How TimescaleDB compresses time-series data

(roszigit.com)

45 points | by lkanwoqwp 1 hour ago

2 comments

  • gopalv 36 minutes ago
    > What does compression do to query performance?

    That section is the most relevant whenever compression in a DB is discussed.

    The purpose of a database is to find, aggregate or update data - storage is where the trade-off gets expressed. There are no silver bullets here.

    Any method of compression which speeds up either filter rejection or scan rate is better than something that only trades off IO for CPU usage.

    For example, dictionary encoding can be slower to read (because you decompress the whole dictionary and not just the skip read after filter), but not if you can squeeze out an IN clause by turning string comparisons into O(1) dictionary followed by a simple integer filter. Remember, this can be arbitrarily complex (Druid is a great example of this) and then the bitmaps can be used because the dictionary index will be a dense 0-N.

    Even better if that can feed a deterministic operation like UPPER() so that you do it over the dictionary hits once, instead of each row. You can even use it over the same hash slot, instead of another dictionary collision check or hash computation.

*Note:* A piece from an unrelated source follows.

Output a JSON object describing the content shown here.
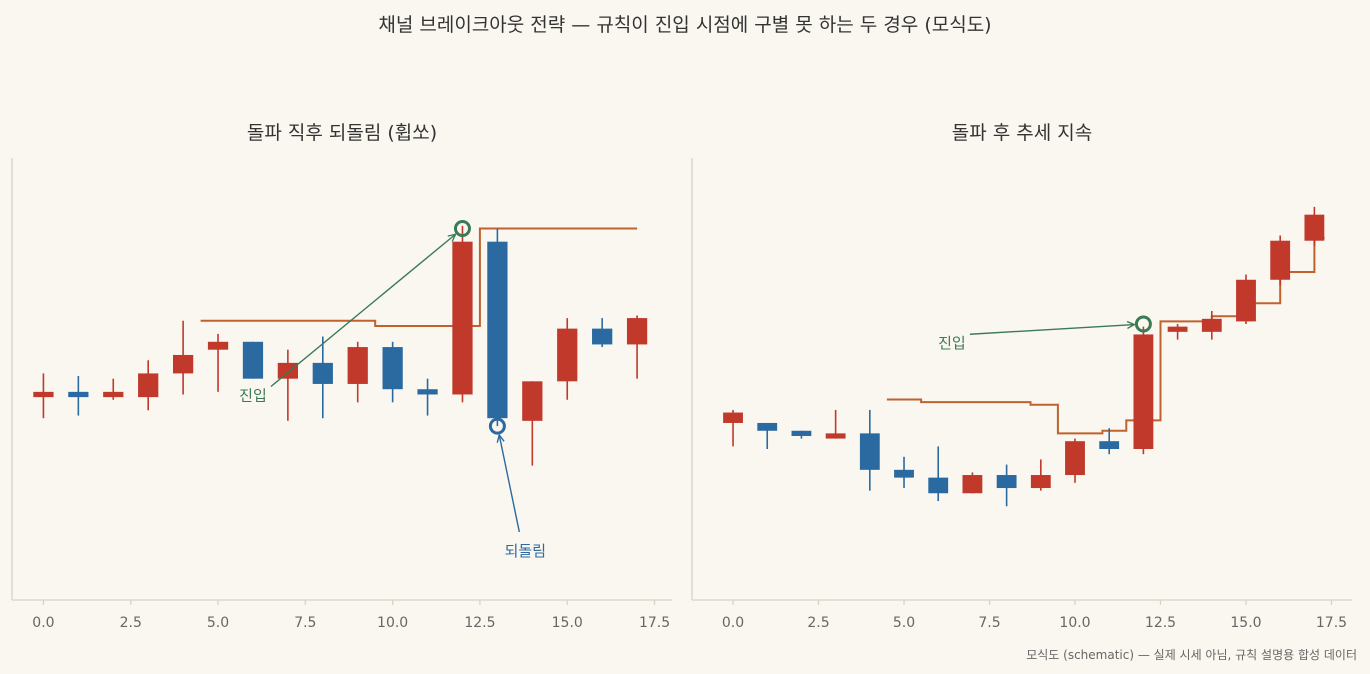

    If anyone is looking at JSONB compression, go take a long look at the Variant encoding proposals from Databricks/Snowflake for Iceberg[1].

    Turning a single column "payload" JSONB field into chunks which are columnarized and strictly typed allows you to do all the tricks mentioned here, but on loosely typed data but chunk by chunk.

    [1] - https://github.com/apache/parquet-format/blob/master/Variant...

  • blackoil 59 minutes ago
    Gorilla by Facebook had this. Value is stored as delta and time as delta of delta.
    • f311a 43 minutes ago
      It's used in ClickHouse as well. CH supports all known compression algos and they are documented pretty well.
    • lokar 48 minutes ago
      They say they are using “gorilla compression “

      I’m still amazed every time I go back and read how the compression for floating point values works.